I think it’s important to know that my house is adorable — any buyer would be lucky to own it, thus I was certain it would sell in a matter of weeks. I clung to this dysfunctional optimism despite many negative reassurances from anyone and everyone that the idea of my house selling quickly was laughable. Okay, they didn’t come right out and laugh, but their knowing grins were just as irritating.
My house remained on the market month after month and my frustration grew, mostly because I couldn’t reconcile my expectations with the reality. My house was supposed to sell quickly. I was supposed to get close to the asking price. None of that was happening and the kids and I are still living with my parents.
In my “Letting Go” lecture last week I heard myself saying that “An expectation is a premeditated resentment.” Soon after, I realized that my expectations about when and how my house should sell were creating just such resentments. Each month that my house remained on the market my resentments grew.
The notion that expectations are future resentments is applicable to so many aspects of life. How often do we harbor resentments because people don’t do or behave just as we expect? How often do we allow resentments or frustrations from vacations or events that didn’t go exactly as we planned to steal all possible enjoyment? Expectations are often elusive attempts at control. Not until we let go of our need for control can we allow the universe to do its magic which results in a wonderful byproduct, serenity.
Letting go is part of the realization that we can’t control others, and to some extent, outcomes. Letting go is the belief that things are exactly how they should be regardless of whether or not it’s what we wanted. Don’t get me wrong, I realize that last sentence sounds a little too simple and that letting go is not a passive endeavor but rather an active choice – one that can be very difficult to make. However, what a great choice…cling to your rigid expectations and live in caustic resentment or give up your expectations and see where life takes you with fascination and curiosity?
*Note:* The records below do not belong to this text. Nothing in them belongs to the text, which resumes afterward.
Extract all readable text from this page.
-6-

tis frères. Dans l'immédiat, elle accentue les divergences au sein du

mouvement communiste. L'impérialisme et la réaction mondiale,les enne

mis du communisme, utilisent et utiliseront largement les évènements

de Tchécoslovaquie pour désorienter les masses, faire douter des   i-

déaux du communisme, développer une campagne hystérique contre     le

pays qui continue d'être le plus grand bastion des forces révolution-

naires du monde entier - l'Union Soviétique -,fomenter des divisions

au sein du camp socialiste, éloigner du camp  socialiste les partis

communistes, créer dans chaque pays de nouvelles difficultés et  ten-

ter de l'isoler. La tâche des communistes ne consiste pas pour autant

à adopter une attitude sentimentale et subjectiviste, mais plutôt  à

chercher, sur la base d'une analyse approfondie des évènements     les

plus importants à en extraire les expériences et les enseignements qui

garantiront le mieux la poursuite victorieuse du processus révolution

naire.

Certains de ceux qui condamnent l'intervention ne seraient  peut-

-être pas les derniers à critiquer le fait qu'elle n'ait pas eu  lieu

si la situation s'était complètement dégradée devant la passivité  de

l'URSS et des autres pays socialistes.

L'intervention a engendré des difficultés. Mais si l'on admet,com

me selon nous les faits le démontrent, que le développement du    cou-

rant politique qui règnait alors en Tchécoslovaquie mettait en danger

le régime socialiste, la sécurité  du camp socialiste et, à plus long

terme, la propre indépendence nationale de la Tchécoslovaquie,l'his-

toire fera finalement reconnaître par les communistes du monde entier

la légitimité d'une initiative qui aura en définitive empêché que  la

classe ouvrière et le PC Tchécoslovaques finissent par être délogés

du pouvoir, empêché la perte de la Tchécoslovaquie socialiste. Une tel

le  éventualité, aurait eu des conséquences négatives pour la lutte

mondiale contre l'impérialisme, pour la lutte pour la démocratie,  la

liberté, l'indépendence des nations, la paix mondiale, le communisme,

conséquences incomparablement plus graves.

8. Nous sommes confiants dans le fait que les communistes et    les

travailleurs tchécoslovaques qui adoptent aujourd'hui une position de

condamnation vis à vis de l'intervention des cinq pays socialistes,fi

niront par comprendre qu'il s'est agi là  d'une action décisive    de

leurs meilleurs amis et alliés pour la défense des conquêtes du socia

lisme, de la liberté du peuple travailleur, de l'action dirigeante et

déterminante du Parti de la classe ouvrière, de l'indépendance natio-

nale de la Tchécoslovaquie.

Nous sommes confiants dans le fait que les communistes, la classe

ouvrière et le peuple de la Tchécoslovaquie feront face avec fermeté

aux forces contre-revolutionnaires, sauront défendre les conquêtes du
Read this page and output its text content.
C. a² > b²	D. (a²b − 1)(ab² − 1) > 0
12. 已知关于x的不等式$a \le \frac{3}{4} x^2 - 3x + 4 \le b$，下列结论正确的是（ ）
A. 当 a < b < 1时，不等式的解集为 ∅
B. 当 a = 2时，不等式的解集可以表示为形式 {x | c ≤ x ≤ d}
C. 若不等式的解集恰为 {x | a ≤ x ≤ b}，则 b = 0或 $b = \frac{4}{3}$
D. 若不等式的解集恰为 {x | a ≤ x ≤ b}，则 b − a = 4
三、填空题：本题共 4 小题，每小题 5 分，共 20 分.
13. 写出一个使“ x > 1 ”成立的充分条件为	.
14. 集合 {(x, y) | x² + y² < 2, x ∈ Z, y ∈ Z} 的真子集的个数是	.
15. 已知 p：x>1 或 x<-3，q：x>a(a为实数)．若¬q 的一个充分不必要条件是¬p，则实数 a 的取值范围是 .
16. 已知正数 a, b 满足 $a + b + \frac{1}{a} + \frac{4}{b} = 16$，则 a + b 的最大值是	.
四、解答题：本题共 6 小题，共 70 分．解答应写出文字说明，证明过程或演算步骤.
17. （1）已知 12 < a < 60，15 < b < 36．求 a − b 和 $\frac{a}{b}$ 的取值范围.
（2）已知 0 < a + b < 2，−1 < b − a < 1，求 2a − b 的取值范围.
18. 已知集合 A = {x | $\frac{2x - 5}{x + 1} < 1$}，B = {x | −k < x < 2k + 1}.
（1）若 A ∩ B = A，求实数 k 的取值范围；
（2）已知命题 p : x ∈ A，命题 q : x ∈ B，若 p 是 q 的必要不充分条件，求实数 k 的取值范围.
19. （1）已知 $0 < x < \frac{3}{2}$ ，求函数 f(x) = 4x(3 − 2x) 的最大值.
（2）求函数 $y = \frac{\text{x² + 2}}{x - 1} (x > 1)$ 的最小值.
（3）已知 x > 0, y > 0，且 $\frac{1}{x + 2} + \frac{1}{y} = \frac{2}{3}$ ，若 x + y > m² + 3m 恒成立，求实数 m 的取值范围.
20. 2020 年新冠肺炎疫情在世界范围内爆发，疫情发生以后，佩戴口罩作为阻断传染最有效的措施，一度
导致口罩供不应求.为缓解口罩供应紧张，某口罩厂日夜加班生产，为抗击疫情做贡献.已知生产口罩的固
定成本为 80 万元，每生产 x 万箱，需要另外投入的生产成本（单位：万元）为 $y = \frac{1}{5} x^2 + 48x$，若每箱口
With this reminder, I visited my home in Columbia and had my own little letting go ceremony. I reflected on many joyous memories the house has afforded me through the years — Gabrielle grinning from ear to ear with outstretched arms for me to lift her from her crib; Delany laughing hysterically when I sang the lollipop song; Raucous parties with dear friends, and many more. I was filled with gratitude which transformed my expectations and resulting resentment into a desire for the house to make it into the hands of just the right family, no matter how long that took.
And guess what happened…the universe did its magic two weeks later. My house is under contract! Ah, the joy of letting go.